Osama and George W. – an example of lineage-branching

 

There is a difference between genealogical branch points and mutation points, when it comes to examining a YDNA-based tree.

A genealogical branch point is a place where two sons are fathered, and henceforth they each have established their own paternal lines. It does not mean that a mutation has necessarily occurred at the branch point.

We offer the following, tongue-in-cheek example. Abraham sired Ishmael and Isaac. That's a branch point, and there are subsequently two paternal lines. There'd be plenty more branch-points after that, I'm sure, but for the sake of this example, I want to ignore them. Let's suppose no mutations occurred over the eons until George Herbert Walker fathered George W.   "Bingo!" Mutation!     If FTDNA were to test George and Osama (good luck locating him!), they'd find that one-marker difference -- but there'd be no way to tell where, between Abraham and George W., it occurred.

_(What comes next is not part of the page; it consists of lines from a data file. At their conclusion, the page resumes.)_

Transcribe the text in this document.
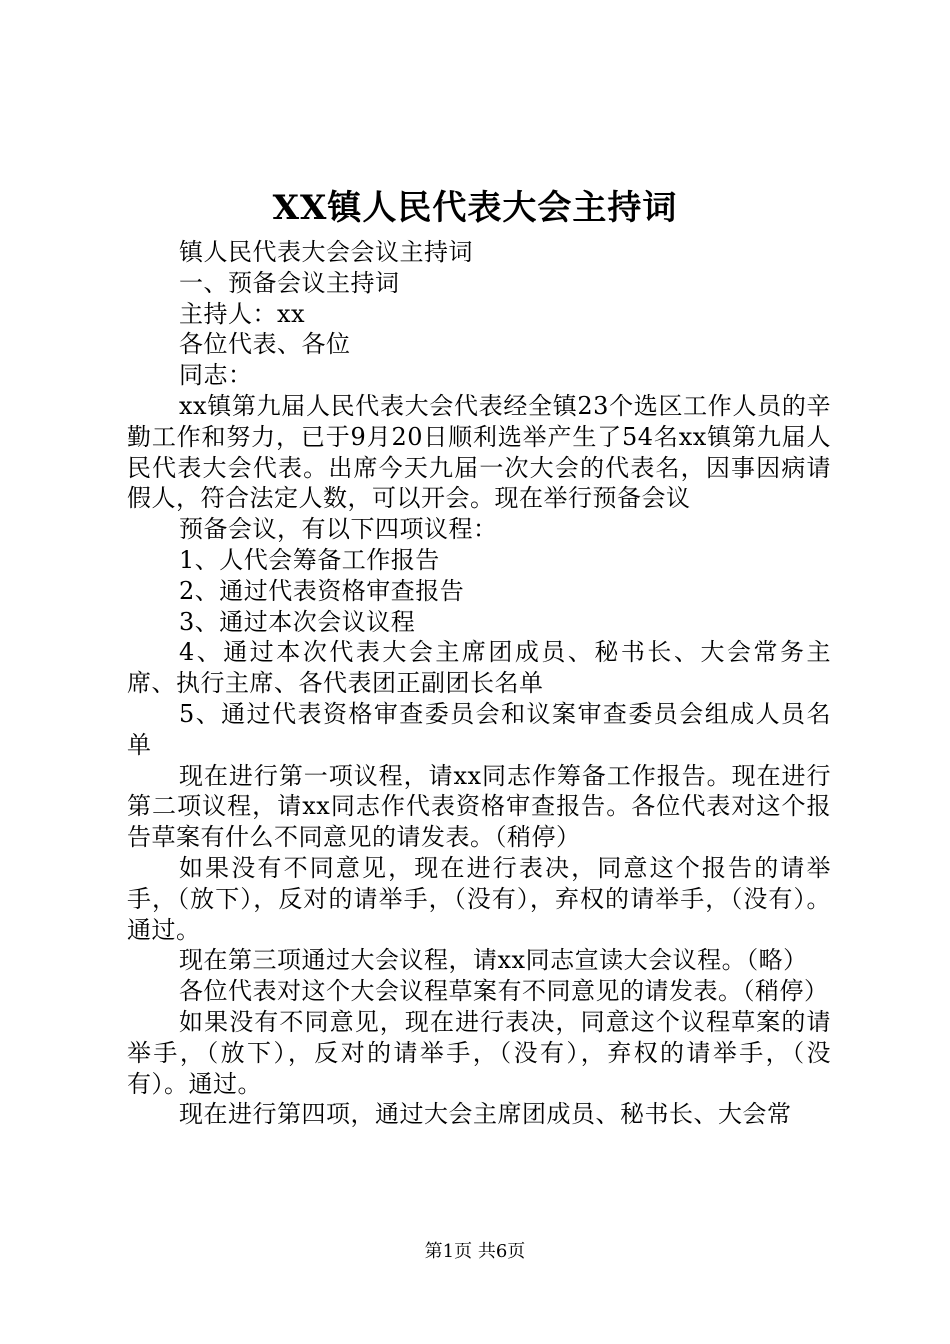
XX镇人民代表大会主持词

镇人民代表大会会议主持词

一、预备会议主持词

主持人：xx

各位代表、各位

同志：

xx镇第九届人民代表大会代表经全镇23个选区工作人员的辛勤工作和努力，已于9月20日顺利选举产生了54名xx镇第九届人民代表大会代表。出席今天九届一次大会的代表名，因事因病请假人，符合法定人数，可以开会。现在举行预备会议

预备会议，有以下四项议程：

1、人代会筹备工作报告

2、通过代表资格审查报告

3、通过本次会议议程

4、通过本次代表大会主席团成员、秘书长、大会常务主席、执行主席、各代表团正副团长名单

5、通过代表资格审查委员会和议案审查委员会组成人员名单

现在进行第一项议程，请xx同志作筹备工作报告。现在进行第二项议程，请xx同志作代表资格审查报告。各位代表对这个报告草案有什么不同意见的请发表。（稍停）

如果没有不同意见，现在进行表决，同意这个报告的请举手，（放下），反对的请举手，（没有），弃权的请举手，（没有）。通过。

现在第三项通过大会议程，请xx同志宣读大会议程。（略）

各位代表对这个大会议程草案有不同意见的请发表。（稍停）

如果没有不同意见，现在进行表决，同意这个议程草案的请举手，（放下），反对的请举手，（没有），弃权的请举手，（没有）。通过。

现在进行第四项，通过大会主席团成员、秘书长、大会常

第1页 共6页
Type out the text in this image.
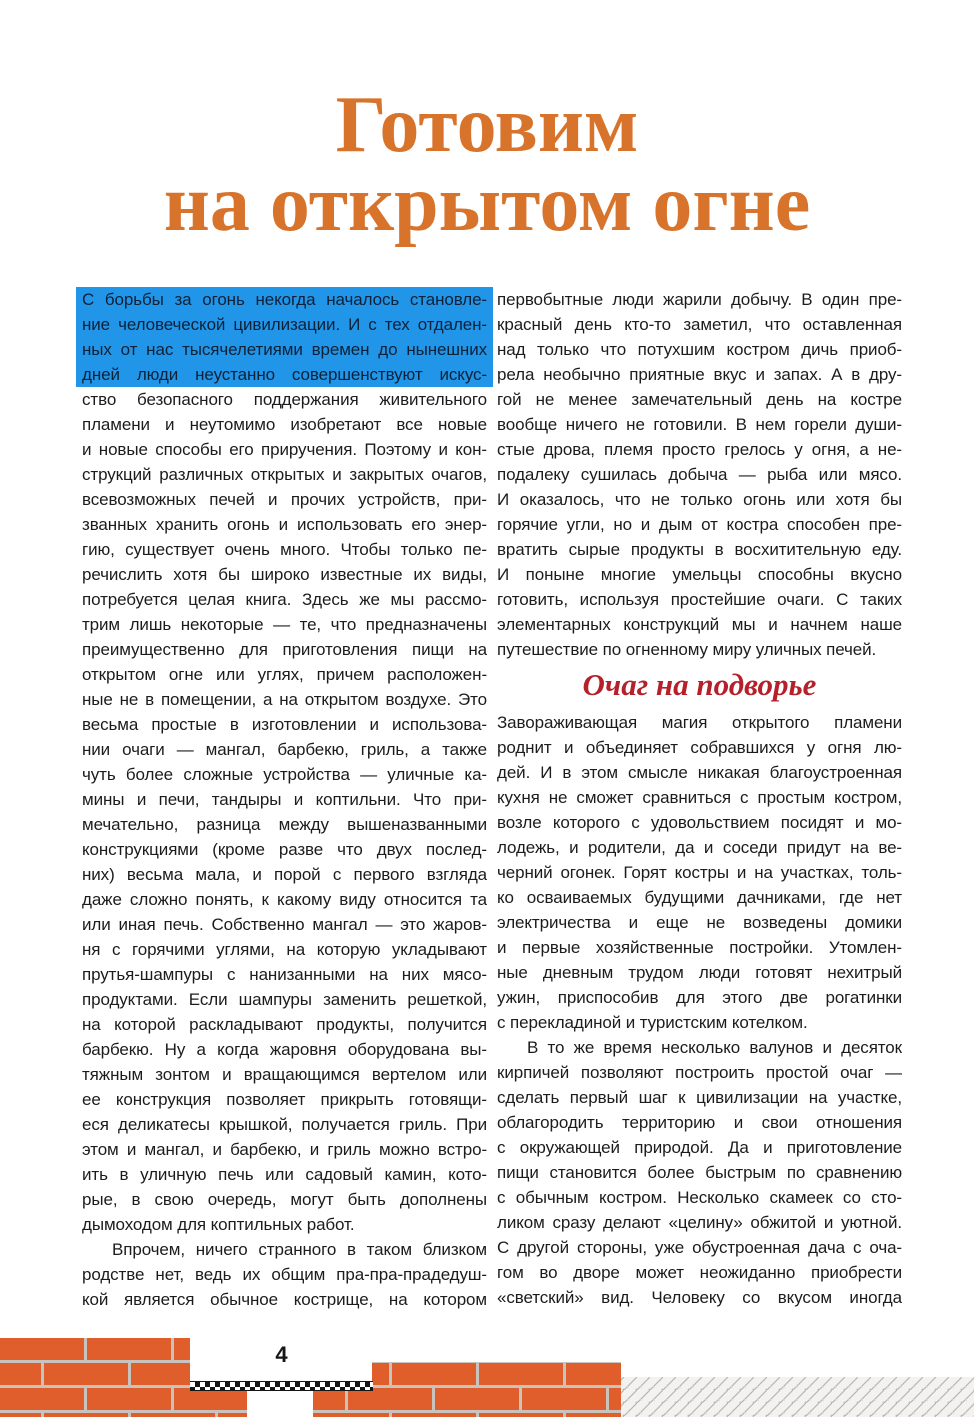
Готовим
на открытом огне
С борьбы за огонь некогда началось становле-
ние человеческой цивилизации. И с тех отдален-
ных от нас тысячелетиями времен до нынешних
дней люди неустанно совершенствуют искус-
ство безопасного поддержания живительного
пламени и неутомимо изобретают все новые
и новые способы его приручения. Поэтому и кон-
струкций различных открытых и закрытых очагов,
всевозможных печей и прочих устройств, при-
званных хранить огонь и использовать его энер-
гию, существует очень много. Чтобы только пе-
речислить хотя бы широко известные их виды,
потребуется целая книга. Здесь же мы рассмо-
трим лишь некоторые — те, что предназначены
преимущественно для приготовления пищи на
открытом огне или углях, причем расположен-
ные не в помещении, а на открытом воздухе. Это
весьма простые в изготовлении и использова-
нии очаги — мангал, барбекю, гриль, а также
чуть более сложные устройства — уличные ка-
мины и печи, тандыры и коптильни. Что при-
мечательно, разница между вышеназванными
конструкциями (кроме разве что двух послед-
них) весьма мала, и порой с первого взгляда
даже сложно понять, к какому виду относится та
или иная печь. Собственно мангал — это жаров-
ня с горячими углями, на которую укладывают
прутья-шампуры с нанизанными на них мясо-
продуктами. Если шампуры заменить решеткой,
на которой раскладывают продукты, получится
барбекю. Ну а когда жаровня оборудована вы-
тяжным зонтом и вращающимся вертелом или
ее конструкция позволяет прикрыть готовящи-
еся деликатесы крышкой, получается гриль. При
этом и мангал, и барбекю, и гриль можно встро-
ить в уличную печь или садовый камин, кото-
рые, в свою очередь, могут быть дополнены
дымоходом для коптильных работ.
Впрочем, ничего странного в таком близком
родстве нет, ведь их общим пра-пра-прадедуш-
кой является обычное кострище, на котором
первобытные люди жарили добычу. В один пре-
красный день кто-то заметил, что оставленная
над только что потухшим костром дичь приоб-
рела необычно приятные вкус и запах. А в дру-
гой не менее замечательный день на костре
вообще ничего не готовили. В нем горели души-
стые дрова, племя просто грелось у огня, а не-
подалеку сушилась добыча — рыба или мясо.
И оказалось, что не только огонь или хотя бы
горячие угли, но и дым от костра способен пре-
вратить сырые продукты в восхитительную еду.
И поныне многие умельцы способны вкусно
готовить, используя простейшие очаги. С таких
элементарных конструкций мы и начнем наше
путешествие по огненному миру уличных печей.
Очаг на подворье
Завораживающая магия открытого пламени
роднит и объединяет собравшихся у огня лю-
дей. И в этом смысле никакая благоустроенная
кухня не сможет сравниться с простым костром,
возле которого с удовольствием посидят и мо-
лодежь, и родители, да и соседи придут на ве-
черний огонек. Горят костры и на участках, толь-
ко осваиваемых будущими дачниками, где нет
электричества и еще не возведены домики
и первые хозяйственные постройки. Утомлен-
ные дневным трудом люди готовят нехитрый
ужин, приспособив для этого две рогатинки
с перекладиной и туристским котелком.
В то же время несколько валунов и десяток
кирпичей позволяют построить простой очаг —
сделать первый шаг к цивилизации на участке,
облагородить территорию и свои отношения
с окружающей природой. Да и приготовление
пищи становится более быстрым по сравнению
с обычным костром. Несколько скамеек со сто-
ликом сразу делают «целину» обжитой и уютной.
С другой стороны, уже обустроенная дача с оча-
гом во дворе может неожиданно приобрести
«светский» вид. Человеку со вкусом иногда
4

All one can say with certainty is that a branch point occurred at or before the mutation point that differentiates two individuals. How far back? Who knows! You can even have relatively recent branch points which, if no mutation has yet occurred thereafter, have exactly the same marker-patterns.

In the "Gossett Model" We've presented, we show the paternal lines that can be differentiated by markers, and the positions (relative to each others' branch points) of these differentiable paternal lines. Realize that we can't say with certainty how many generations ago they occurred. The spread in confidence intervals is simply too large, especially when relatively few generations are involved.  Consider a coin-flipping analogy:  Over the long run, we expect 50% heads and 50% tails, but when one deals with only a few flips of the coin, it's unreasonable to expect equal numbers of heads and tails.  Among our project participants, we see some whose lines have experienced one marker-change since the "patriarch," while over the same span of generations, other lines have experienced as many as four marker-changes.

That is why we see little justification for presenting a time-scale with the YDNA-based trees – unless coupled with a paper-trail in which we have confidence to assist us in more precisely fixing the branch points.